Le jardin potager du dernier étage, surplombé par l’installation photovoltaïque,
qui produit de l’énergie et apporte de l’ombre
Façade végétale du bâtiment | Jardin végétal du 6ème étage, qui peut accueillir des réunions de travail lorsque le temps est favorable |
Enfin, les cages d’escaliers ouvertes, naturellement ventilées, sont parées de murs végétaux intérieurs qui invitent les employés à prendre les escaliers plutôt que l’ascenseur.
Végétation et production solaire dans les coursives | Végétalisation des escaliers |
La végétation, par ses propriétés de protection solaire et d’évapotranspiration, participe à la climatisation naturelle du bâtiment.

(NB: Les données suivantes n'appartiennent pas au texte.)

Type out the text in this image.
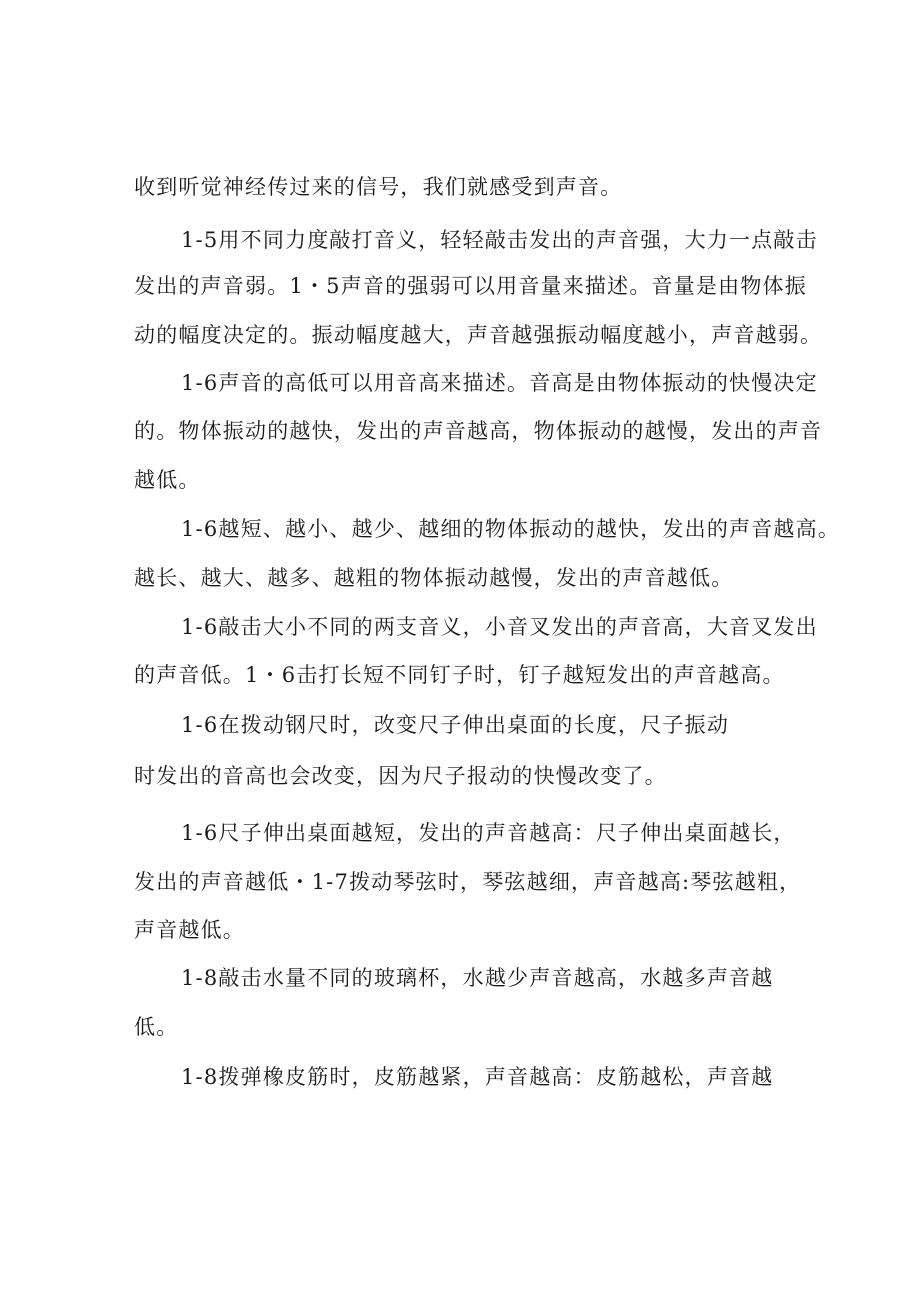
收到听觉神经传过来的信号，我们就感受到声音。
1-5用不同力度敲打音义，轻轻敲击发出的声音强，大力一点敲击
发出的声音弱。1・5声音的强弱可以用音量来描述。音量是由物体振
动的幅度决定的。振动幅度越大，声音越强振动幅度越小，声音越弱。
1-6声音的高低可以用音高来描述。音高是由物体振动的快慢决定
的。物体振动的越快，发出的声音越高，物体振动的越慢，发出的声音
越低。
1-6越短、越小、越少、越细的物体振动的越快，发出的声音越高。
越长、越大、越多、越粗的物体振动越慢，发出的声音越低。
1-6敲击大小不同的两支音义，小音叉发出的声音高，大音叉发出
的声音低。1・6击打长短不同钉子时，钉子越短发出的声音越高。
1-6在拨动钢尺时，改变尺子伸出桌面的长度，尺子振动
时发出的音高也会改变，因为尺子报动的快慢改变了。
1-6尺子伸出桌面越短，发出的声音越高：尺子伸出桌面越长，
发出的声音越低・1-7拨动琴弦时，琴弦越细，声音越高:琴弦越粗，
声音越低。
1-8敲击水量不同的玻璃杯，水越少声音越高，水越多声音越
低。
1-8拨弹橡皮筋时，皮筋越紧，声音越高：皮筋越松，声音越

Le sol au pied du bâtiment est perméable afin de favoriser l’infiltration de l’eau sur site. Symboliquement, le site possède plus de surface végétale sur tout son ensemble, que la surface qu’il occupe au sol.
Conclusion
Le bâtiment IBR est un bâtiment exemplaire qui vise à démontrer que la conception de bâtiments efficaces en énergie et promouvant la nature en ville peuvent être tout à fait viables économiquement en Chine.

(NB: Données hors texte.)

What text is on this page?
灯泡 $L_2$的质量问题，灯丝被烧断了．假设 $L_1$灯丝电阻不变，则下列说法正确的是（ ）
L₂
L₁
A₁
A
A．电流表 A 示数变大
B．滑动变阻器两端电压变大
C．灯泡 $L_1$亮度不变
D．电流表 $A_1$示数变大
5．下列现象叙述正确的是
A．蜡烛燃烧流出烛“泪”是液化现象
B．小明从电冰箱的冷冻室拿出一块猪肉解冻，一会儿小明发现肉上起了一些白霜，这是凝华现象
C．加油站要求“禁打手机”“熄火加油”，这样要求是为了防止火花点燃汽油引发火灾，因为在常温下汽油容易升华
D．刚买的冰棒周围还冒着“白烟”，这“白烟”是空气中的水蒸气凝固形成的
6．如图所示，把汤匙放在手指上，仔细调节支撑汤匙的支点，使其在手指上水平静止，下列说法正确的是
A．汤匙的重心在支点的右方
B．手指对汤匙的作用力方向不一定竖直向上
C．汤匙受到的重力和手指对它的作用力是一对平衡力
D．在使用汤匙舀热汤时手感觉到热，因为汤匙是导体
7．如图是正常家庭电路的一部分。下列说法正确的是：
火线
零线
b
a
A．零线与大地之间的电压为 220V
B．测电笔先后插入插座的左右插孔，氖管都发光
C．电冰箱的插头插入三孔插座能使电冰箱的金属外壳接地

Avec un coût de construction de 20% plus faible, pour des consommations énergétiques plus faibles de 40%, il y a fort à parier que ce type de conception peut vite se déployer à grande échelle en Chine, tant par le taux de renouvellement urbain très élevé, que l’urbanisation massive en cours dans de nombreuses villes.
Pour exemple la ville de Shenzhen, quasi inexistante à la fin des années 70 et qui compte à ce jour … 12 millions d’habitants.

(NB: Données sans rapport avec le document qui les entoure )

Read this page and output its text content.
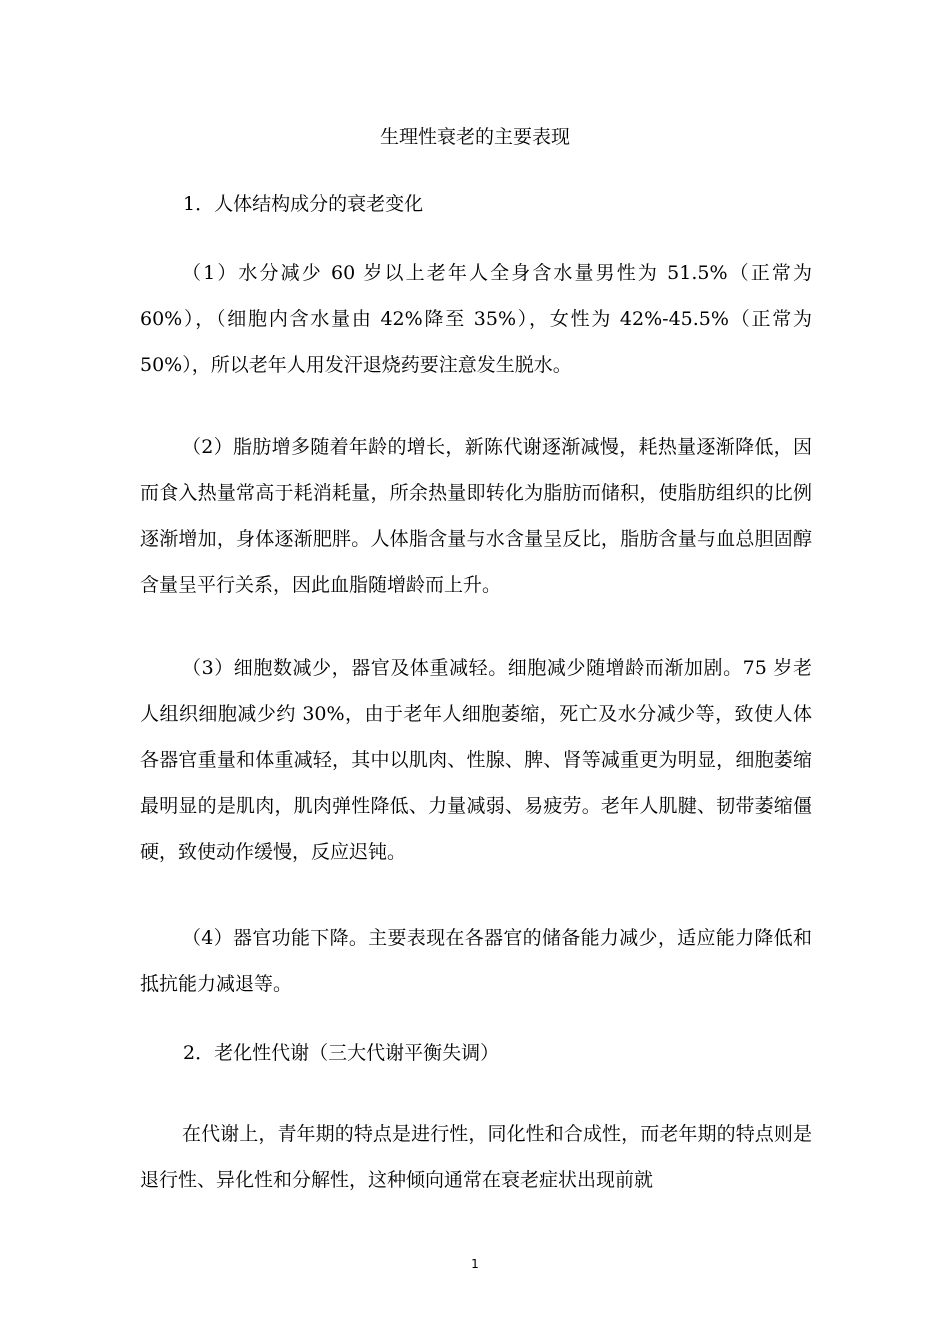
生理性衰老的主要表现
1．人体结构成分的衰老变化

（1）水分减少 60 岁以上老年人全身含水量男性为 51.5%（正常为 60%），（细胞内含水量由 42%降至 35%），女性为 42%-45.5%（正常为 50%），所以老年人用发汗退烧药要注意发生脱水。

（2）脂肪增多随着年龄的增长，新陈代谢逐渐减慢，耗热量逐渐降低，因而食入热量常高于耗消耗量，所余热量即转化为脂肪而储积，使脂肪组织的比例逐渐增加，身体逐渐肥胖。人体脂含量与水含量呈反比，脂肪含量与血总胆固醇含量呈平行关系，因此血脂随增龄而上升。

（3）细胞数减少，器官及体重减轻。细胞减少随增龄而渐加剧。75 岁老人组织细胞减少约 30%，由于老年人细胞萎缩，死亡及水分减少等，致使人体各器官重量和体重减轻，其中以肌肉、性腺、脾、肾等减重更为明显，细胞萎缩最明显的是肌肉，肌肉弹性降低、力量减弱、易疲劳。老年人肌腱、韧带萎缩僵硬，致使动作缓慢，反应迟钝。

（4）器官功能下降。主要表现在各器官的储备能力减少，适应能力降低和抵抗能力减退等。

2．老化性代谢（三大代谢平衡失调）

在代谢上，青年期的特点是进行性，同化性和合成性，而老年期的特点则是退行性、异化性和分解性，这种倾向通常在衰老症状出现前就

1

La taille des nouveaux quartiers chinois (plusieurs centaines de milliers de logements par tranche) constitue un enjeu de taille pour les modes constructifs économes en énergies et en ressources et le coût de l’énergie en Chine, proportionnellement beaucoup plus élevé qu’en France, va très certainement inciter les maîtres d’ouvrages à rechercher des solutions innovantes de ce type.
Depuis plusieurs années, nous réalisons dans le cadre de la coopération décentralisée Bordeaux – Wuhan, l’adaptation de la méthode Bilan Carbone en Chine.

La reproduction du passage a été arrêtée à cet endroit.